Santé«Il y a une pandémie qui tue les pauvres devant nos yeux»
L’ONU a lancé vendredi un cri d’alarme: un milliard de personnes sont exposées au choléra dans le monde. Et bien qu’on sache comment l’endiguer, le fléau se répand, faute de moyens.
Un milliard de personnes dans 43 pays sont exposées au choléra, a averti vendredi, l’ONU, et bien que les moyens de stopper «cette pandémie des pauvres» soient bien connus, les ressources manquent désespérément pour les mettre en œuvre.
«Il y a une pandémie qui tue les pauvres devant nos yeux et nous savons exactement comment l’arrêter mais nous avons besoin de plus de soutien et de moins d’inertie de la part de la communauté mondiale, car si nous n’agissons pas maintenant, cela va empirer», a alerté vendredi, Jérôme Pfaffmann Zambruni, chef de l’unité des urgences de santé publique de l’Unicef, lors d’une conférence de presse à Genève.
«L’OMS estime qu’un milliard de personnes dans 43 pays sont exposées au risque de choléra», a souligné son collègue Henry Gray, un des responsables de l’Organisation mondiale de la santé (OMS) en charge de lutter contre le fléau, qui se répand comme une traînée de poudre, en l’absence de conditions sanitaires adéquates et de manque d’eau potable.
Le nombre de pays touchés a quasi doublé en un an
Le choléra provoque des diarrhées et des vomissements, et peut être particulièrement dangereux pour les jeunes enfants. Bien que la maladie puisse tuer en quelques heures, elle peut être traitée par une simple réhydratation orale et des antibiotiques pour les cas plus graves. Mais de nombreuses personnes n’ont pas accès en temps voulu à un tel traitement.
Jusqu’à présent cette année, 24 pays ont signalé des épidémies de choléra, contre quinze à la mi-mai, l’année dernière. Des pays qui ne sont généralement pas touchés sont désormais victimes du vibrion cholérique et le taux de mortalité dépasse de loin celui habituellement constaté de 1%. Henry Gray impute l’augmentation des cas à la pauvreté, aux conflits, au changement climatique et aux déplacements de populations qu’ils provoquent, dans des conditions très précaires.
En manque de vaccins
Selon l’OMS, les campagnes de vaccination ont été gravement entravées. Plus de 18 millions de doses de vaccin oral contre le choléra ont été demandées cette année, mais seulement 8 millions sont disponibles. L’OMS a aussi été forcée de recommander une seule dose de vaccin au lieu de deux pour sauver plus de monde, mais au risque de les protéger moins longtemps.

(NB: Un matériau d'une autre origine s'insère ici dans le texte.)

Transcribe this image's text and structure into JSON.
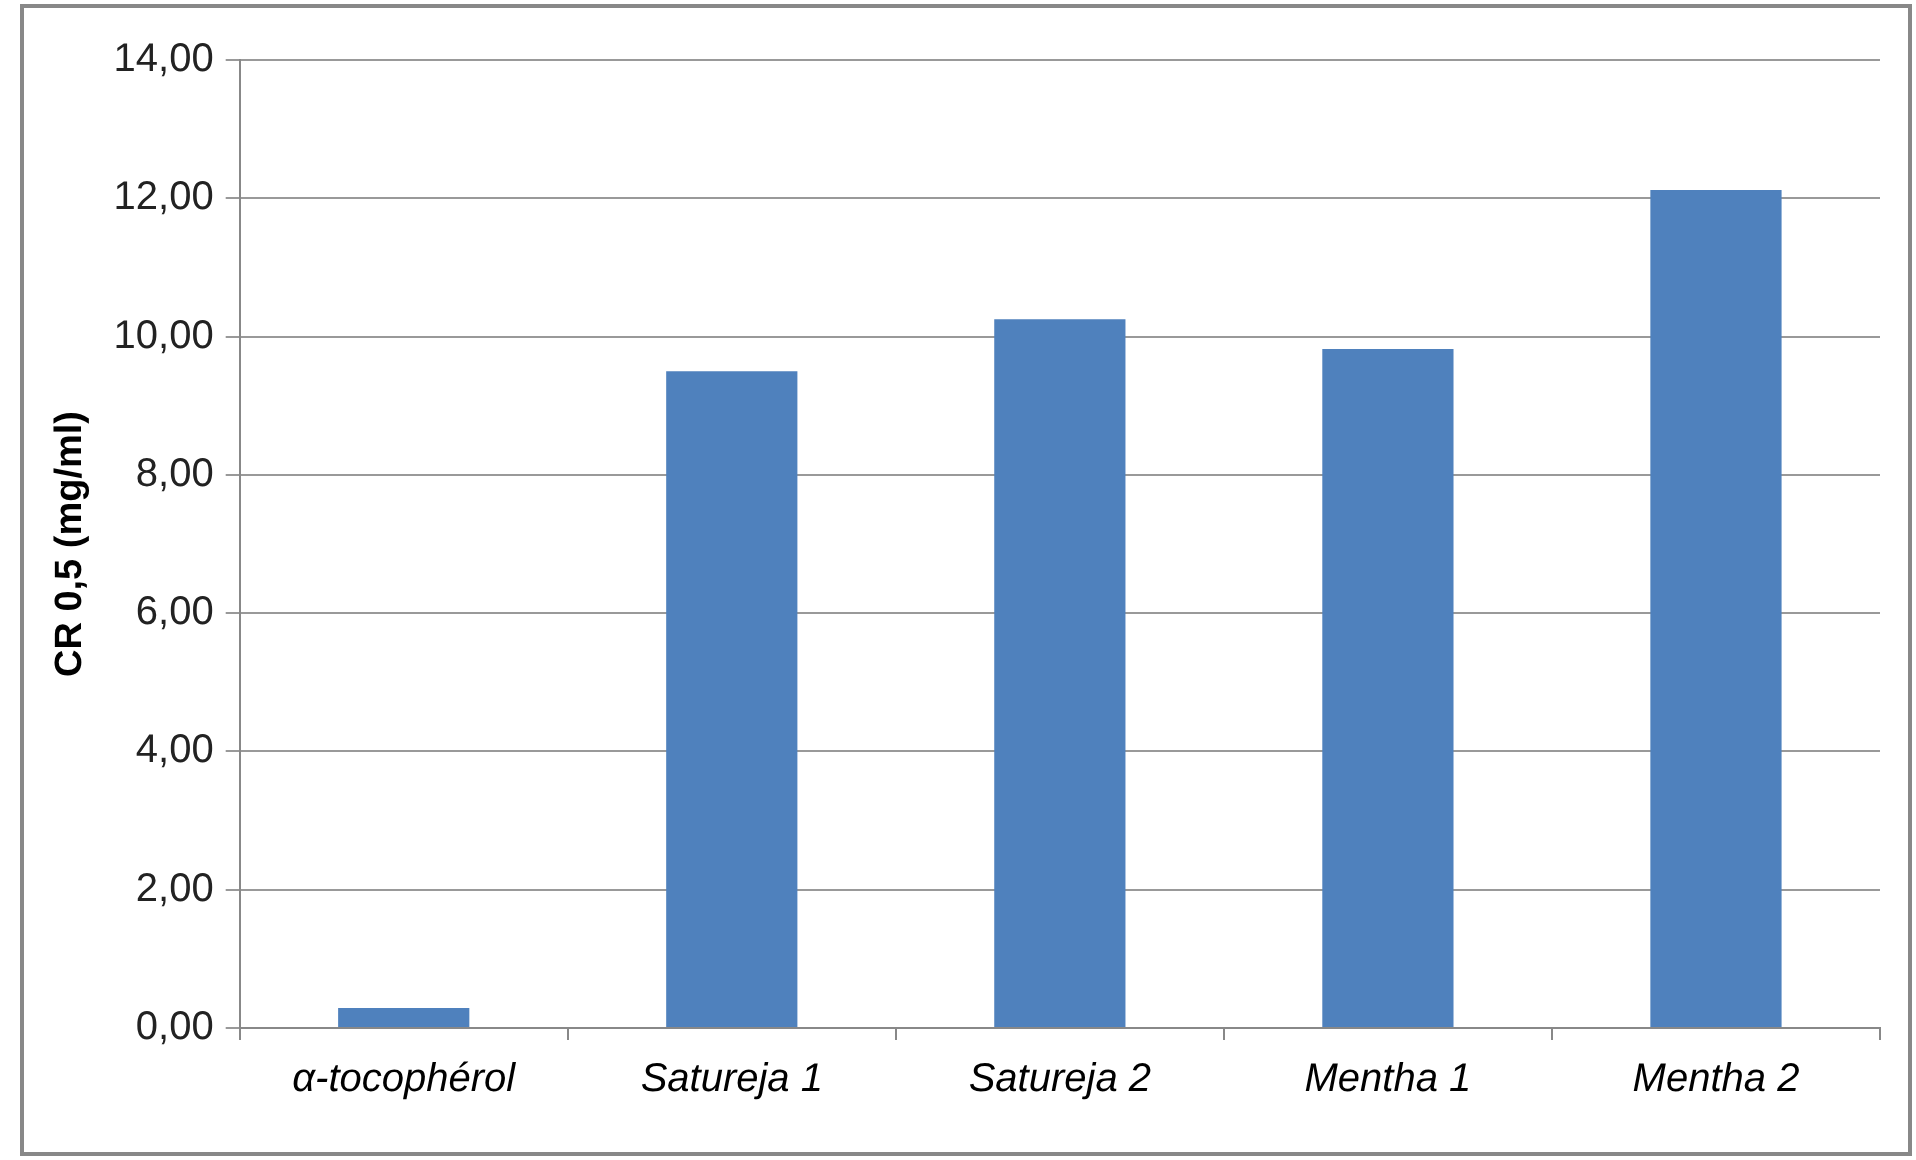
{
  "chart_data": {
    "type": "bar",
    "ylabel": "CR 0,5 (mg/ml)",
    "categories": [
      "α-tocophérol",
      "Satureja 1",
      "Satureja 2",
      "Mentha 1",
      "Mentha 2"
    ],
    "values": [
      0.29,
      9.5,
      10.25,
      9.82,
      12.12
    ],
    "color": "#4f81bd",
    "ylim": [
      0,
      14
    ],
    "yticks": [
      {
        "value": 0,
        "label": "0,00"
      },
      {
        "value": 2,
        "label": "2,00"
      },
      {
        "value": 4,
        "label": "4,00"
      },
      {
        "value": 6,
        "label": "6,00"
      },
      {
        "value": 8,
        "label": "8,00"
      },
      {
        "value": 10,
        "label": "10,00"
      },
      {
        "value": 12,
        "label": "12,00"
      },
      {
        "value": 14,
        "label": "14,00"
      }
    ],
    "grid": "y"
  }
}
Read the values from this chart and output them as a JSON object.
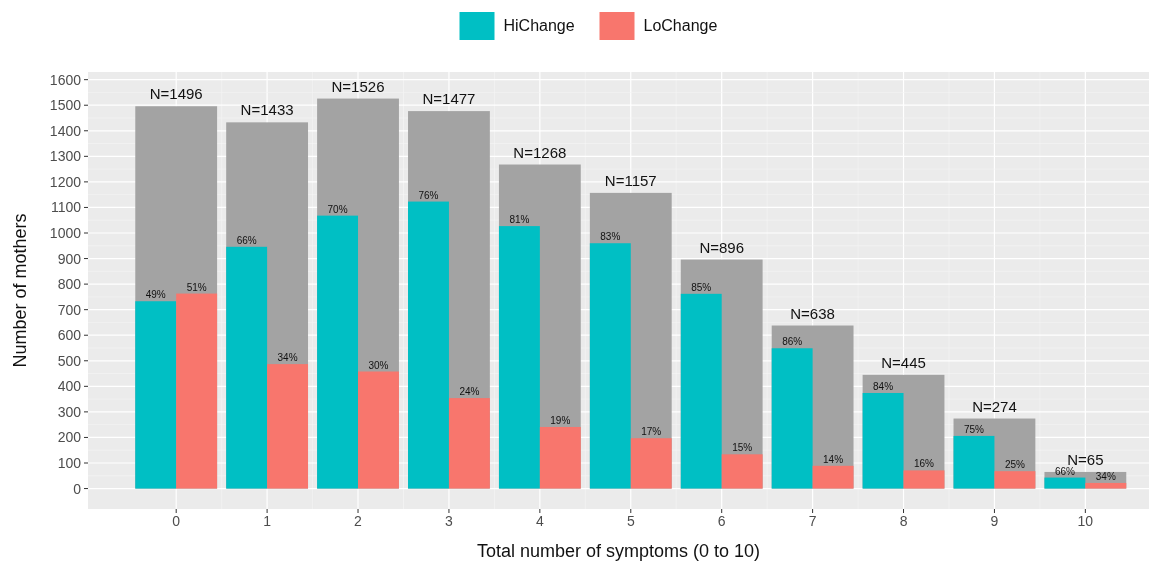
{
  "chart_data": {
    "type": "bar",
    "xlabel": "Total number of symptoms (0 to 10)",
    "ylabel": "Number of mothers",
    "x": [
      0,
      1,
      2,
      3,
      4,
      5,
      6,
      7,
      8,
      9,
      10
    ],
    "series": [
      {
        "color": "#a3a3a3",
        "values": [
          1496,
          1433,
          1526,
          1477,
          1268,
          1157,
          896,
          638,
          445,
          274,
          65
        ],
        "value_labels": [
          "N=1496",
          "N=1433",
          "N=1526",
          "N=1477",
          "N=1268",
          "N=1157",
          "N=896",
          "N=638",
          "N=445",
          "N=274",
          "N=65"
        ]
      },
      {
        "name": "HiChange",
        "color": "#00bfc4",
        "values": [
          733,
          946,
          1068,
          1123,
          1027,
          960,
          762,
          549,
          374,
          206,
          43
        ]
      },
      {
        "name": "LoChange",
        "color": "#f8766d",
        "values": [
          763,
          487,
          458,
          354,
          241,
          197,
          134,
          89,
          71,
          68,
          22
        ]
      }
    ],
    "annotations": [
      {
        "text": "49%",
        "x": 0,
        "y": 733
      },
      {
        "text": "66%",
        "x": 1,
        "y": 946
      },
      {
        "text": "70%",
        "x": 2,
        "y": 1068
      },
      {
        "text": "76%",
        "x": 3,
        "y": 1123
      },
      {
        "text": "81%",
        "x": 4,
        "y": 1027
      },
      {
        "text": "83%",
        "x": 5,
        "y": 960
      },
      {
        "text": "85%",
        "x": 6,
        "y": 762
      },
      {
        "text": "86%",
        "x": 7,
        "y": 549
      },
      {
        "text": "84%",
        "x": 8,
        "y": 374
      },
      {
        "text": "75%",
        "x": 9,
        "y": 206
      },
      {
        "text": "66%",
        "x": 10,
        "y": 43
      },
      {
        "text": "51%",
        "x": 0,
        "y": 763
      },
      {
        "text": "34%",
        "x": 1,
        "y": 487
      },
      {
        "text": "30%",
        "x": 2,
        "y": 458
      },
      {
        "text": "24%",
        "x": 3,
        "y": 354
      },
      {
        "text": "19%",
        "x": 4,
        "y": 241
      },
      {
        "text": "17%",
        "x": 5,
        "y": 197
      },
      {
        "text": "15%",
        "x": 6,
        "y": 134
      },
      {
        "text": "14%",
        "x": 7,
        "y": 89
      },
      {
        "text": "16%",
        "x": 8,
        "y": 71
      },
      {
        "text": "25%",
        "x": 9,
        "y": 68
      },
      {
        "text": "34%",
        "x": 10,
        "y": 22
      }
    ],
    "xlim": [
      -0.97,
      10.7
    ],
    "xticks": [
      0,
      1,
      2,
      3,
      4,
      5,
      6,
      7,
      8,
      9,
      10
    ],
    "ylim": [
      -80,
      1630
    ],
    "yticks": [
      0,
      100,
      200,
      300,
      400,
      500,
      600,
      700,
      800,
      900,
      1000,
      1100,
      1200,
      1300,
      1400,
      1500,
      1600
    ],
    "grid": true,
    "legend": "top"
  }
}
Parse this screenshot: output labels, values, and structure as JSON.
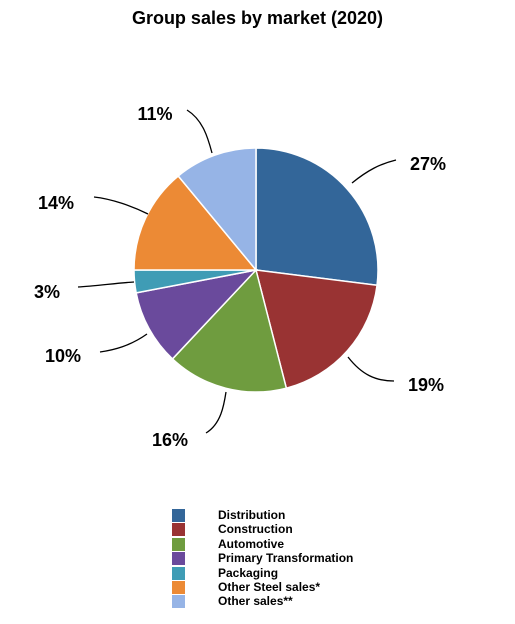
{
  "chart_data": {
    "type": "pie",
    "title": "Group sales by market (2020)",
    "series": [
      {
        "name": "Distribution",
        "value": 27,
        "label": "27%",
        "color": "#336699"
      },
      {
        "name": "Construction",
        "value": 19,
        "label": "19%",
        "color": "#993333"
      },
      {
        "name": "Automotive",
        "value": 16,
        "label": "16%",
        "color": "#6f9c3f"
      },
      {
        "name": "Primary Transformation",
        "value": 10,
        "label": "10%",
        "color": "#6a4a9c"
      },
      {
        "name": "Packaging",
        "value": 3,
        "label": "3%",
        "color": "#3f9cb5"
      },
      {
        "name": "Other Steel sales*",
        "value": 14,
        "label": "14%",
        "color": "#ec8a35"
      },
      {
        "name": "Other sales**",
        "value": 11,
        "label": "11%",
        "color": "#96b4e6"
      }
    ],
    "legend_position": "bottom"
  }
}
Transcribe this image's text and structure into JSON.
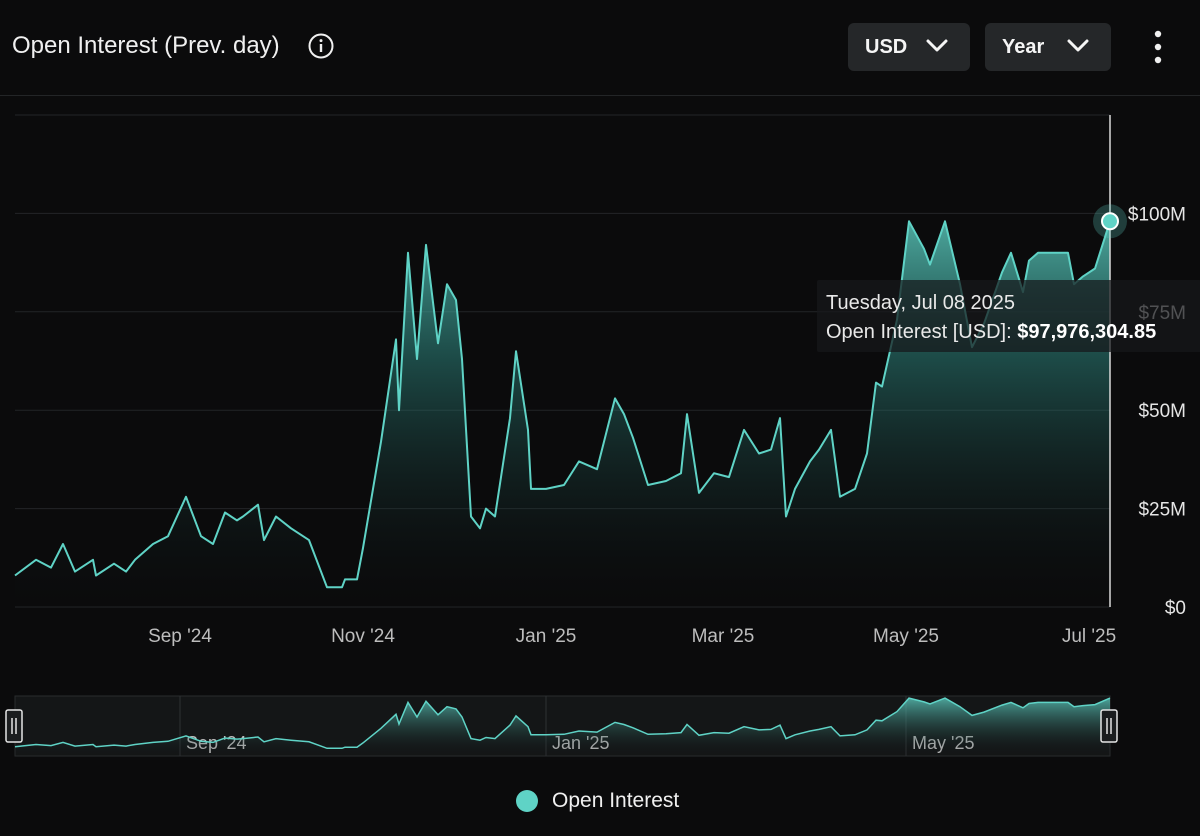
{
  "header": {
    "title": "Open Interest (Prev. day)",
    "currency_selector": "USD",
    "range_selector": "Year"
  },
  "colors": {
    "background": "#0b0b0c",
    "series": "#5fd3c6",
    "grid": "#232527",
    "button": "#252729"
  },
  "icons": [
    "info-icon",
    "chevron-down-icon",
    "more-vertical-icon"
  ],
  "tooltip": {
    "date": "Tuesday, Jul 08 2025",
    "series_label": "Open Interest [USD]",
    "value": "$97,976,304.85"
  },
  "legend": {
    "label": "Open Interest"
  },
  "navigator": {
    "labels": [
      "Sep '24",
      "Jan '25",
      "May '25"
    ]
  },
  "chart_data": {
    "type": "area",
    "title": "Open Interest (Prev. day)",
    "y_unit": "USD",
    "y_ticks": [
      "$0",
      "$25M",
      "$50M",
      "$75M",
      "$100M"
    ],
    "x_ticks": [
      "Sep '24",
      "Nov '24",
      "Jan '25",
      "Mar '25",
      "May '25",
      "Jul '25"
    ],
    "ylim": [
      0,
      125000000
    ],
    "xlim": [
      "2024-07-08",
      "2025-07-08"
    ],
    "grid": "horizontal",
    "legend_position": "bottom-center",
    "series": [
      {
        "name": "Open Interest",
        "x": [
          "2024-07-08",
          "2024-07-15",
          "2024-07-20",
          "2024-07-24",
          "2024-07-28",
          "2024-08-03",
          "2024-08-04",
          "2024-08-10",
          "2024-08-14",
          "2024-08-17",
          "2024-08-23",
          "2024-08-28",
          "2024-09-03",
          "2024-09-08",
          "2024-09-12",
          "2024-09-16",
          "2024-09-20",
          "2024-09-22",
          "2024-09-27",
          "2024-09-29",
          "2024-10-03",
          "2024-10-08",
          "2024-10-14",
          "2024-10-20",
          "2024-10-25",
          "2024-10-26",
          "2024-10-30",
          "2024-11-01",
          "2024-11-07",
          "2024-11-12",
          "2024-11-13",
          "2024-11-16",
          "2024-11-19",
          "2024-11-22",
          "2024-11-26",
          "2024-11-29",
          "2024-12-02",
          "2024-12-04",
          "2024-12-07",
          "2024-12-10",
          "2024-12-12",
          "2024-12-15",
          "2024-12-17",
          "2024-12-20",
          "2024-12-22",
          "2024-12-26",
          "2024-12-27",
          "2025-01-01",
          "2025-01-07",
          "2025-01-12",
          "2025-01-18",
          "2025-01-24",
          "2025-01-27",
          "2025-01-30",
          "2025-02-04",
          "2025-02-10",
          "2025-02-15",
          "2025-02-17",
          "2025-02-21",
          "2025-02-26",
          "2025-03-03",
          "2025-03-08",
          "2025-03-13",
          "2025-03-17",
          "2025-03-20",
          "2025-03-22",
          "2025-03-25",
          "2025-03-30",
          "2025-04-02",
          "2025-04-06",
          "2025-04-09",
          "2025-04-14",
          "2025-04-18",
          "2025-04-21",
          "2025-04-23",
          "2025-04-28",
          "2025-05-02",
          "2025-05-07",
          "2025-05-09",
          "2025-05-14",
          "2025-05-19",
          "2025-05-23",
          "2025-05-27",
          "2025-06-02",
          "2025-06-05",
          "2025-06-09",
          "2025-06-11",
          "2025-06-14",
          "2025-06-18",
          "2025-06-21",
          "2025-06-24",
          "2025-06-26",
          "2025-06-29",
          "2025-07-03",
          "2025-07-08"
        ],
        "values": [
          8,
          12,
          10,
          16,
          9,
          12,
          8,
          11,
          9,
          12,
          16,
          18,
          28,
          18,
          16,
          24,
          22,
          23,
          26,
          17,
          23,
          20,
          17,
          5,
          5,
          7,
          7,
          15,
          42,
          68,
          50,
          90,
          63,
          92,
          67,
          82,
          78,
          63,
          23,
          20,
          25,
          23,
          33,
          48,
          65,
          45,
          30,
          30,
          31,
          37,
          35,
          53,
          49,
          43,
          31,
          32,
          34,
          49,
          29,
          34,
          33,
          45,
          39,
          40,
          48,
          23,
          30,
          37,
          40,
          45,
          28,
          30,
          39,
          57,
          56,
          73,
          98,
          91,
          87,
          98,
          82,
          66,
          72,
          85,
          90,
          80,
          88,
          90,
          90,
          90,
          90,
          82,
          84,
          86,
          98
        ]
      }
    ]
  }
}
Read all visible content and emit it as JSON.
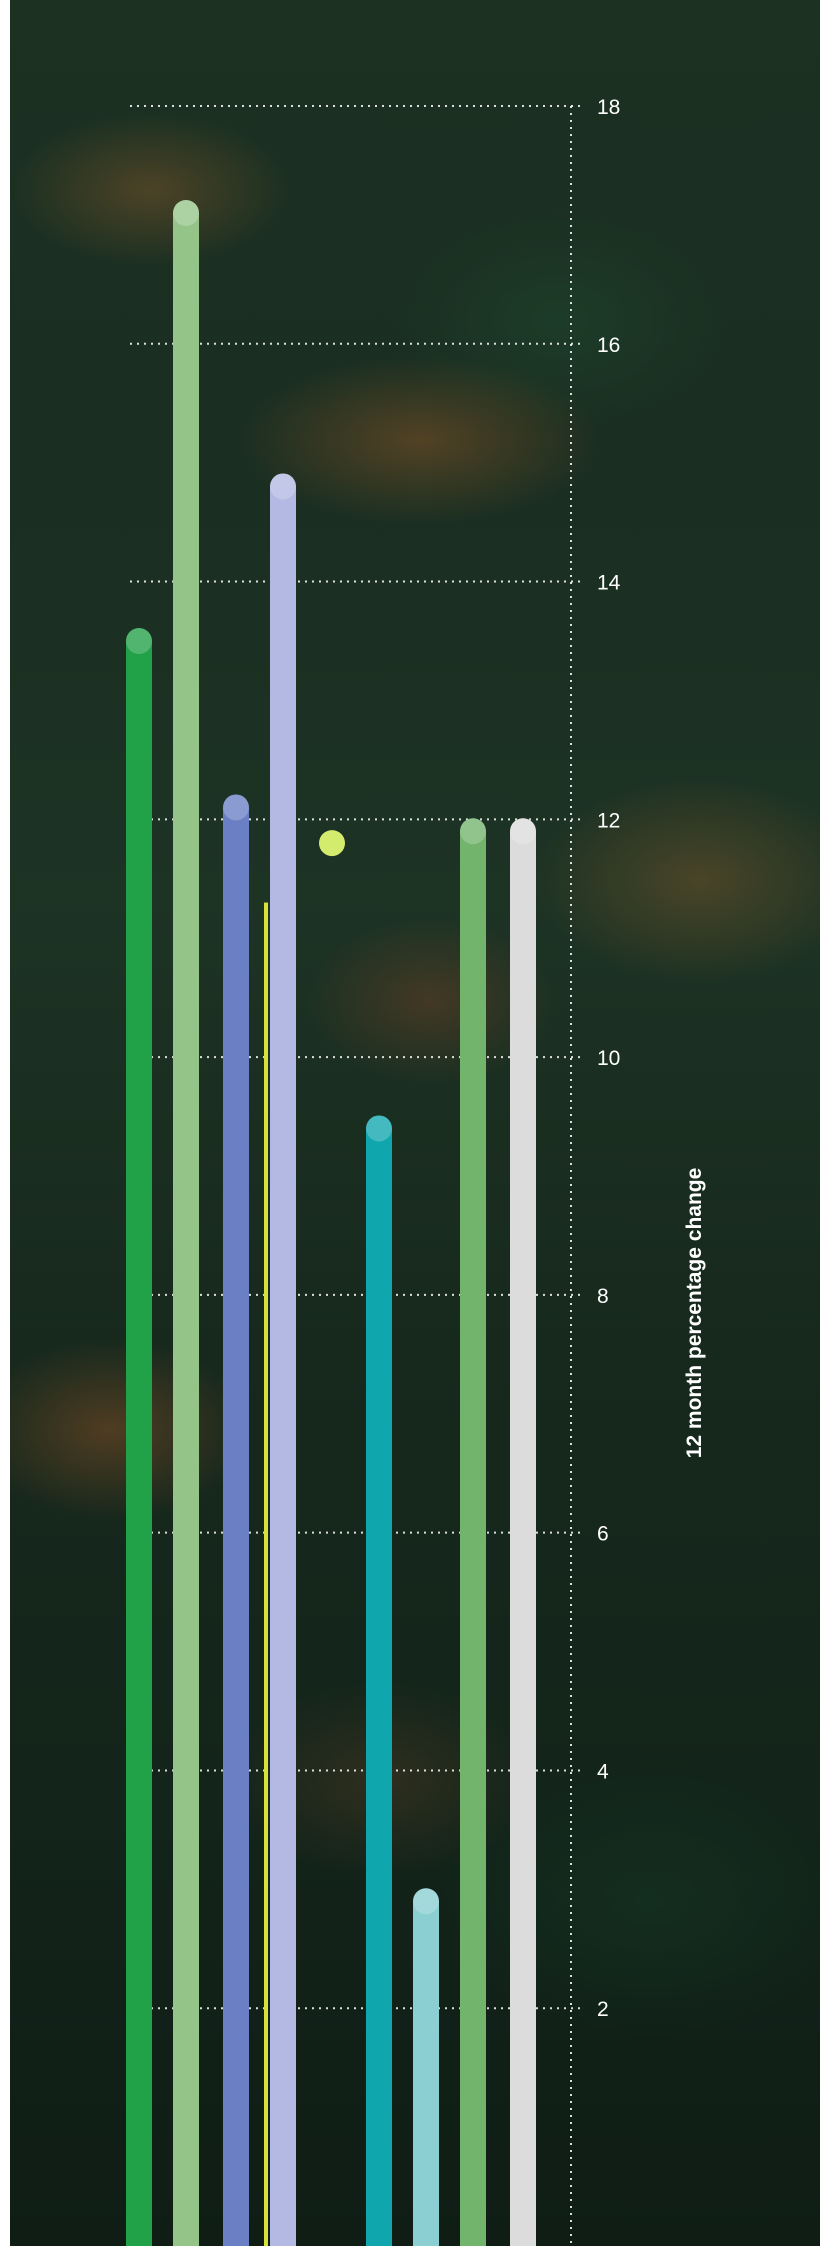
{
  "chart_data": {
    "type": "bar",
    "ylabel": "12 month percentage change",
    "ylim": [
      0,
      18
    ],
    "yticks": [
      2,
      4,
      6,
      8,
      10,
      12,
      14,
      16,
      18
    ],
    "grid": true,
    "series": [
      {
        "values": [
          13.5
        ],
        "color": "#21a148"
      },
      {
        "values": [
          17.1
        ],
        "color": "#95c489"
      },
      {
        "values": [
          12.1
        ],
        "color": "#6a7fc4"
      },
      {
        "values": [
          11.3
        ],
        "color": "#d6e23a"
      },
      {
        "values": [
          14.8
        ],
        "color": "#b3b9e2"
      },
      {
        "values": [
          11.8
        ],
        "color": "#d4ec6e"
      },
      {
        "values": [
          9.4
        ],
        "color": "#10a6ad"
      },
      {
        "values": [
          2.9
        ],
        "color": "#8bcfd2"
      },
      {
        "values": [
          11.9
        ],
        "color": "#73b46c"
      },
      {
        "values": [
          11.9
        ],
        "color": "#dcdcdc"
      }
    ]
  }
}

À court terme, la pénurie de vaccins aggrave la situation. Le produit n’est pas très attrayant pour les fabricants parce qu’il n’y a pas de marché dans les pays riches. Il se fabrique actuellement entre 2 et 3 millions de doses par mois et le nombre de doses disponibles pourrait doubler d’ici 2025 puis doubler à nouveau d’ici 2027, mais ce ne sera toujours pas suffisant.
Les cas de choléra ont régulièrement diminué sur dix ans, mais la tendance s’est inversée en 2021. Les pays les plus touchés jusqu’à présent cette année sont le Malawi et le Mozambique. Neuf autres pays sont jugés en «crise aiguë»: le Burundi, le Cameroun, la République démocratique du Congo, l’Éthiopie, le Kenya, la Somalie, la Syrie, la Zambie et le Zimbabwe.